C’est là la première expérience spirituelle : découvrir que je ne suis jamais seul. Jésus m’accompagne sur les chemins de mes joies comme de mes échecs… Notre Dieu, nous le savons en parcourant la Bible, notre Dieu est un Dieu qui marche avec nous. Il n’est pas un idole immobile, mais un Dieu vivant dont  le cœur veut battre au rythme du nôtre et qui rythme son pas sur le nôtre. L’expérience de l’exode en est l’expression la plus admirable. Dieu ne nous abandonne jamais. Il nous lance sur les chemins, forts d’une promesse, mais il marche avec nous dans nos joies comme dans nos drames. Cette certitude doit nous habiter profondément.
Et que fait Jésus sur la route d’Emmaüs ? Il relit  les évènements du jour à la lumière des Ecritures. C’est-à-dire que, sans cesse, il nous faut placer ce que nous vivons sous la lumière de l’expérience biblique. Un chrétien ne peut pas faire l’économie de cette lecture du quotidien nourri et habité par la révélation. Car notre quotidien est une histoire sainte, une histoire habitée par Dieu. Nous avons à le découvrir, à faire ce travail qui donne sens à nos épreuves, qui réveille notre espérance et nous fait grandir dans la foi.
Ne croyons pas que nos sentiments ou notre ressenti suffisent pour pénétrer le plan de Dieu. L’Ecriture n’est pas un ensemble de récits émouvants. Elle est la lampe qui est éclaire notre nuit et qui guide nos pas pour faire de notre vie une réponse d’amour au Dieu qui nous a rejoints sur la route.

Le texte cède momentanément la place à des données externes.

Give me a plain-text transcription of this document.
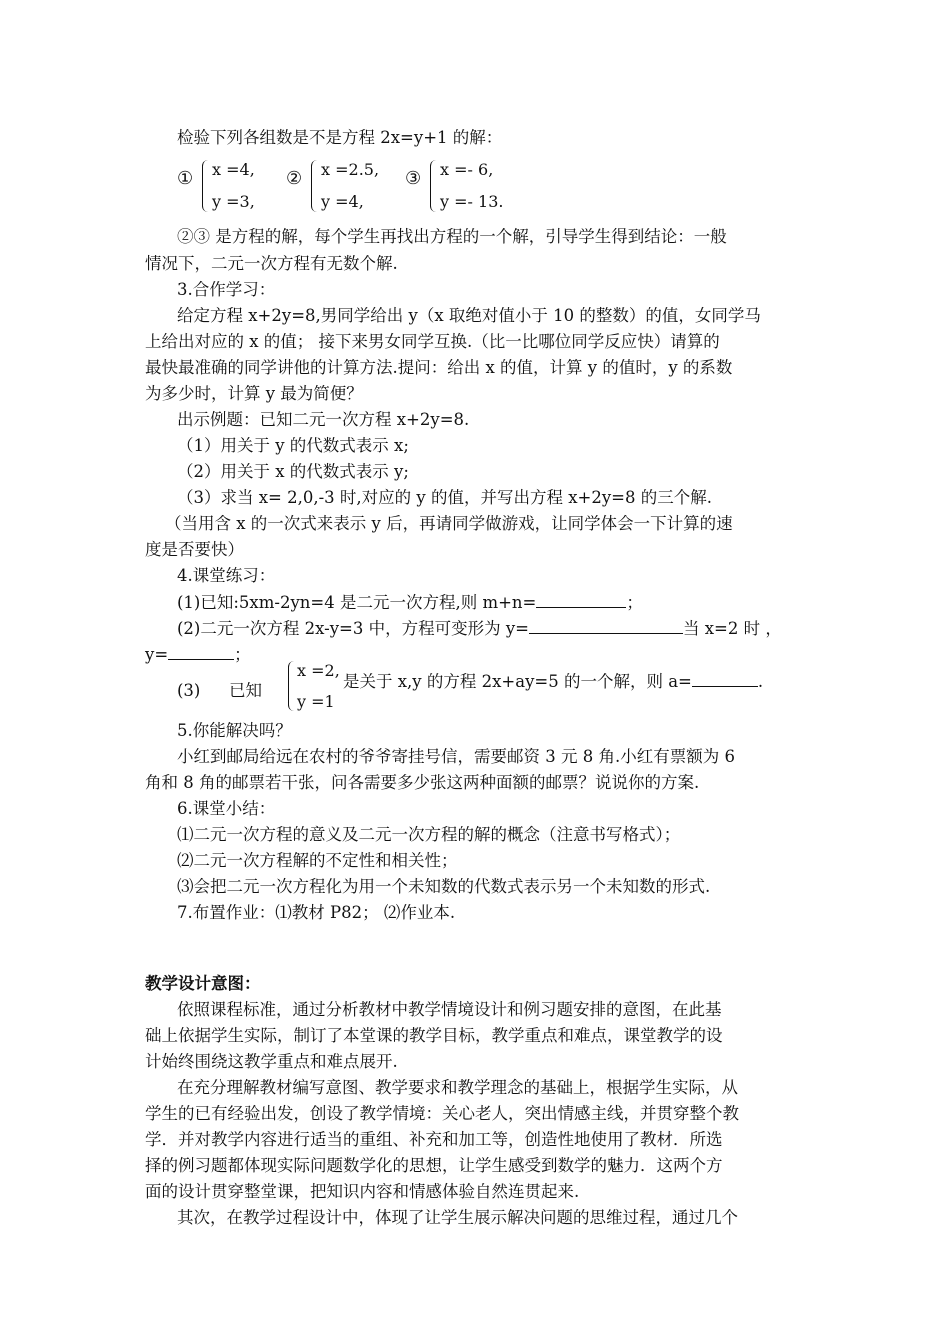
检验下列各组数是不是方程 2x=y+1 的解：
① x =4,
y =3,
② x =2.5,
y =4,
③ x =- 6,
y =- 13.
②③ 是方程的解，每个学生再找出方程的一个解，引导学生得到结论：一般
情况下，二元一次方程有无数个解.
3.合作学习：
给定方程 x+2y=8,男同学给出 y（x 取绝对值小于 10 的整数）的值，女同学马
上给出对应的 x 的值； 接下来男女同学互换.（比一比哪位同学反应快）请算的
最快最准确的同学讲他的计算方法.提问：给出 x 的值，计算 y 的值时，y 的系数
为多少时，计算 y 最为简便？
出示例题：已知二元一次方程 x+2y=8.
（1）用关于 y 的代数式表示 x;
（2）用关于 x 的代数式表示 y;
（3）求当 x= 2,0,-3 时,对应的 y 的值，并写出方程 x+2y=8 的三个解.
（当用含 x 的一次式来表示 y 后，再请同学做游戏，让同学体会一下计算的速
度是否要快）
4.课堂练习：
(1)已知:5xm-2yn=4 是二元一次方程,则 m+n=	；
(2)二元一次方程 2x-y=3 中，方程可变形为 y=	当 x=2 时 ，
y=	；
(3) 已知
x =2,
y =1
是关于 x,y 的方程 2x+ay=5 的一个解，则 a=	.
5.你能解决吗？
小红到邮局给远在农村的爷爷寄挂号信，需要邮资 3 元 8 角.小红有票额为 6
角和 8 角的邮票若干张，问各需要多少张这两种面额的邮票？说说你的方案.
6.课堂小结：
⑴二元一次方程的意义及二元一次方程的解的概念（注意书写格式）；
⑵二元一次方程解的不定性和相关性；
⑶会把二元一次方程化为用一个未知数的代数式表示另一个未知数的形式.
7.布置作业：⑴教材 P82； ⑵作业本.
教学设计意图：
依照课程标准，通过分析教材中教学情境设计和例习题安排的意图，在此基
础上依据学生实际，制订了本堂课的教学目标，教学重点和难点，课堂教学的设
计始终围绕这教学重点和难点展开.
在充分理解教材编写意图、教学要求和教学理念的基础上，根据学生实际，从
学生的已有经验出发，创设了教学情境：关心老人，突出情感主线，并贯穿整个教
学．并对教学内容进行适当的重组、补充和加工等，创造性地使用了教材．所选
择的例习题都体现实际问题数学化的思想，让学生感受到数学的魅力．这两个方
面的设计贯穿整堂课，把知识内容和情感体验自然连贯起来.
其次，在教学过程设计中，体现了让学生展示解决问题的思维过程，通过几个
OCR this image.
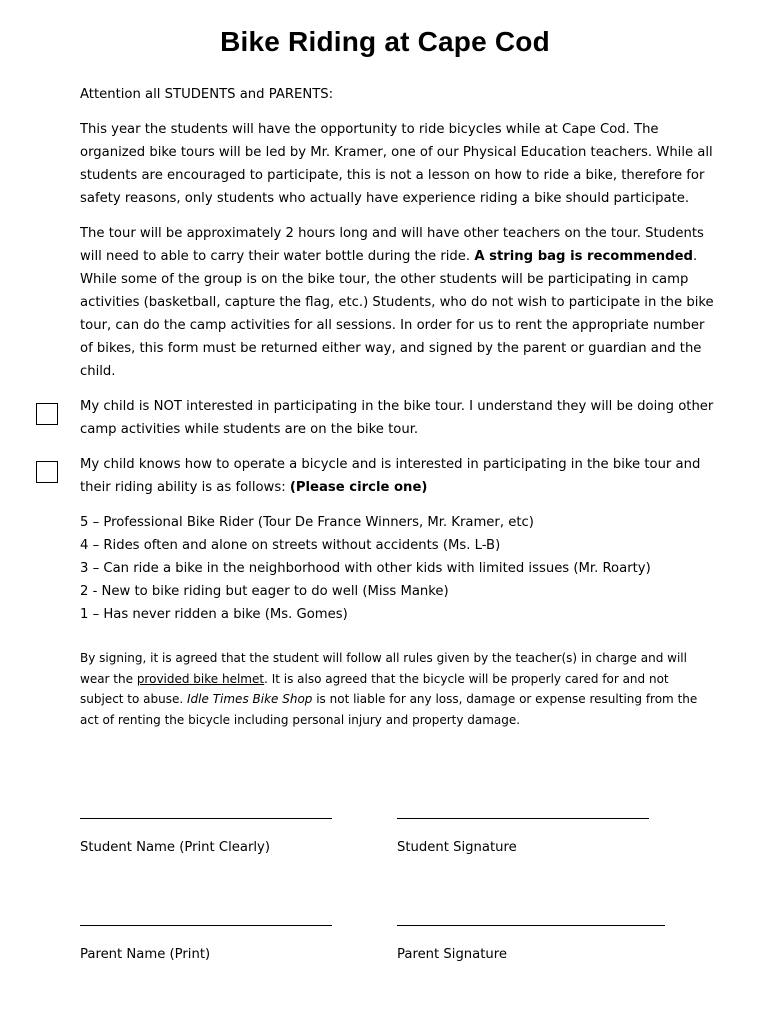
Bike Riding at Cape Cod
Attention all STUDENTS and PARENTS:
This year the students will have the opportunity to ride bicycles while at Cape Cod. The organized bike tours will be led by Mr. Kramer, one of our Physical Education teachers. While all students are encouraged to participate, this is not a lesson on how to ride a bike, therefore for safety reasons, only students who actually have experience riding a bike should participate.
The tour will be approximately 2 hours long and will have other teachers on the tour. Students will need to able to carry their water bottle during the ride. A string bag is recommended. While some of the group is on the bike tour, the other students will be participating in camp activities (basketball, capture the flag, etc.) Students, who do not wish to participate in the bike tour, can do the camp activities for all sessions. In order for us to rent the appropriate number of bikes, this form must be returned either way, and signed by the parent or guardian and the child.
My child is NOT interested in participating in the bike tour. I understand they will be doing other camp activities while students are on the bike tour.
My child knows how to operate a bicycle and is interested in participating in the bike tour and their riding ability is as follows: (Please circle one)
5 – Professional Bike Rider (Tour De France Winners, Mr. Kramer, etc)
4 – Rides often and alone on streets without accidents (Ms. L-B)
3 – Can ride a bike in the neighborhood with other kids with limited issues (Mr. Roarty)
2 - New to bike riding but eager to do well (Miss Manke)
1 – Has never ridden a bike (Ms. Gomes)
By signing, it is agreed that the student will follow all rules given by the teacher(s) in charge and will wear the provided bike helmet. It is also agreed that the bicycle will be properly cared for and not subject to abuse. Idle Times Bike Shop is not liable for any loss, damage or expense resulting from the act of renting the bicycle including personal injury and property damage.
Student Name (Print Clearly)	Student Signature
Parent Name (Print)	Parent Signature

Mais l’histoire d’Emmaüs ne s’arrête pas à la rencontre avec Jésus, Verbe, Parole de Dieu  accomplie en plénitude. À la Parole, Jésus va joindre le geste de la fraction du pain à la table d’Emmaüs. Il prend le pain, le bénit et le partage. Et, au moment, même où les yeux des disciples s’ouvrent, Jésus disparaît à leur regard de chair. La foi prend alors le relais. Ce pain partagé sur la table de l’auberge d’Emmaüs, c’est sa présence véritable. L’Ecriture sans l’Eucharistie ne suffit donc pas. Ça n’est que devant le pain rompu que nous reconnaissons la présence véritable du Ressuscité. C’est là que nous recevons la vie nouvelle, dans la joie d’être ensemble l’Eglise de Pâques, l’Eglise enthousiaste de la foi qui chasse toute peur. Et, comme nous sommes envoyés à la fin de chaque messe, les disciples d’Emmaüs refont le chemin de Jérusalem à l’envers, dans la nuit, pour annoncer aux 11 que le Christ est vivant, ressuscité. Plus rien ne peut arrêter notre élan. Jésus n’est plus seulement un compagnon de route qui marche à nos côtés, Il est le pain vivant qui s’offre et demeure en nous. Il est le feu qui brûle nos cœurs à la table d’Emmaüs. Il est désormais la vie de notre vie et rien, pas même la mort, ne pourra nous séparer de Lui. Il est vivant en nous à jamais. Amen.